US move expected to push kiwi up
New Zealand manufacturers, having already been savaged by the high level of the currency this year, are likely to get no relief after the United States Federal Reserve committed to pumping further stimulus into the US economy.
Federal Reserve chairman Ben Bernanke yesterday promised to buy US$45 billion (NZ$53.3b) of US government bonds a month until the unemployment rate dropped from the current 7.7 per cent to 6.5 per cent.
The announcement, which effectively amounted to a promise to print money for at least another two years, comes on top of the US$40b a month the Fed is spending on mortgage-backed securities.
The news saw the New Zealand dollar surge up through US84 cents, a level last seen in March, promoting some commentators to speculate that further gains are in store.
Westpac currency strategist Imre Speizer sees the kiwi hitting US86c by June next year, a level matched by the ASB Kiwi Dollar Barometer, a quarterly survey which tracks currency expectations among major imports and exporters.
That's predominantly due to the outright weakness in the greenback and the relative yield advantage of investing in New Zealand, where the official interest rate is 2.5 per cent compared with effectively zero in much of the developed world.
And while that may be a boon for importers, giving them flexibility to cut the ticket prices on goods such as televisions and cars, for export manufacturers it is another blow to their already fragile bottom lines.
John Walley, head of the New Zealand Manufacturers & Exporters Association, said a New Zealand currency in the high US80c range was "nuts" and exporters were seeing their revenues fall faster than their margins.
The New Zealand dollar has gained 12.6 per cent over the past 12 months, up from US74.94c this time last year.
Businesses such as Carter Holt Harvey have already seen the effects of this, with declining demand for New Zealand cut timber forcing them to announce layoffs.
"While settings persist at this level the people I speak to are saying, ‘I'm just not going to invest in my businesses'," Walley said.

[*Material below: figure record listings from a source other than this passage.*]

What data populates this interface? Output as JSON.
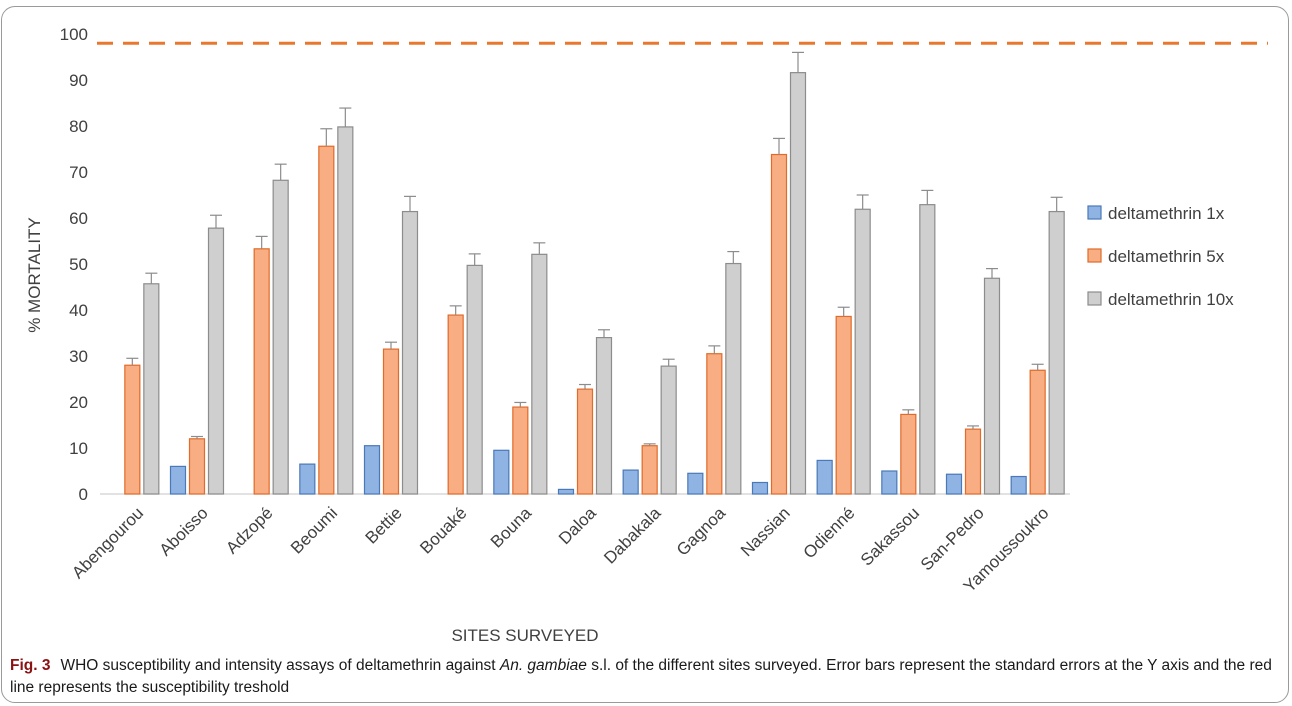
{
  "caption": {
    "label": "Fig. 3",
    "text_before": "WHO susceptibility and intensity assays of deltamethrin against",
    "species": "An. gambiae",
    "text_after": "s.l. of the different sites surveyed. Error bars represent the standard errors at the Y axis and the red line represents the susceptibility treshold"
  },
  "chart_data": {
    "type": "bar",
    "xlabel": "SITES SURVEYED",
    "ylabel": "% MORTALITY",
    "ylim": [
      0,
      100
    ],
    "yticks": [
      0,
      10,
      20,
      30,
      40,
      50,
      60,
      70,
      80,
      90,
      100
    ],
    "threshold": 98,
    "categories": [
      "Abengourou",
      "Aboisso",
      "Adzopé",
      "Beoumi",
      "Bettie",
      "Bouaké",
      "Bouna",
      "Daloa",
      "Dabakala",
      "Gagnoa",
      "Nassian",
      "Odienné",
      "Sakassou",
      "San-Pedro",
      "Yamoussoukro"
    ],
    "series": [
      {
        "name": "deltamethrin 1x",
        "color": "#8fb4e3",
        "edge": "#4a78b8",
        "values": [
          0,
          6,
          0,
          6.5,
          10.5,
          0,
          9.5,
          1,
          5.2,
          4.5,
          2.5,
          7.3,
          5,
          4.3,
          3.8
        ],
        "errors": [
          0,
          0,
          0,
          0,
          0,
          0,
          0,
          0,
          0,
          0,
          0,
          0,
          0,
          0,
          0
        ]
      },
      {
        "name": "deltamethrin 5x",
        "color": "#f8ad82",
        "edge": "#e06b2a",
        "values": [
          28,
          12,
          53.3,
          75.6,
          31.5,
          38.9,
          18.9,
          22.8,
          10.5,
          30.5,
          73.8,
          38.6,
          17.3,
          14.1,
          26.9
        ],
        "errors": [
          1.5,
          0.5,
          2.7,
          3.8,
          1.5,
          2,
          1,
          1,
          0.4,
          1.7,
          3.5,
          2,
          1,
          0.7,
          1.3
        ]
      },
      {
        "name": "deltamethrin 10x",
        "color": "#cfcfcf",
        "edge": "#8c8c8c",
        "values": [
          45.7,
          57.8,
          68.2,
          79.8,
          61.4,
          49.7,
          52.1,
          34,
          27.8,
          50.1,
          91.6,
          61.9,
          62.9,
          46.9,
          61.4
        ],
        "errors": [
          2.3,
          2.8,
          3.5,
          4.1,
          3.3,
          2.5,
          2.5,
          1.7,
          1.5,
          2.6,
          4.4,
          3.1,
          3.1,
          2.1,
          3.1
        ]
      }
    ]
  }
}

He is calling on the Government to widen the powers of the Reserve Bank from a simple interest rate level to give the central bank more tools to cool the currency, adding he thinks Government's view of the economy is far too optimistic.
At this stage the malaise seems to be constrained to pure export businesses that sell into the wider international market.
The dairy sector, for example, is supported by robust demand for protein in China, and exporters who sell into Australia are also insulated by the high Australian dollar.
But the deteriorating interest rate outlook across the Tasman could see the currency headwinds spreading across the sector.
Mike Jones, a market strategist at BNZ, sees the kiwi/aussie cross rate heading back above 80 Australian cents as the Reserve Bank of Australia continues to cut interest rates next year and the RBNZ starts its tightening bias towards 2014.
"The last hiding place in the kiwi dollar is starting to be snuffed out," he said.
Not everyone in the market is as pessimistic about the currency.
Phil O'Reilly, head of BusinessNZ, said many of the firms he spoke to recognised the high exchange rate as a hurdle they had no direct influence over, and were finding ways of working around this.
"What I tend to see these days is not ‘the dollar is a problem and Government should solve it'. Well, I get some of that, but I generally get ‘the dollar is a problem but this is how I intend to solve it'."
He said many exporters, such as whiteware manufacturer Fisher & Paykel Appliances - now owned by Chinese parent Haier - were hedging indirectly by pushing some of their manufacturing overseas and developing the "brand equity" of their products.
Additionally, some firms were starting to denominate their overseas contracts in non-US dollar terms, which can potentially reduce volatility.
However, he conceded that legacy businesses were limited in their use of these strategies, and a lack of experience and New Zealand's position on the very edge of the global supply chains were still a challenge. Despite this he believe the high kiwi was not a portent of business doom.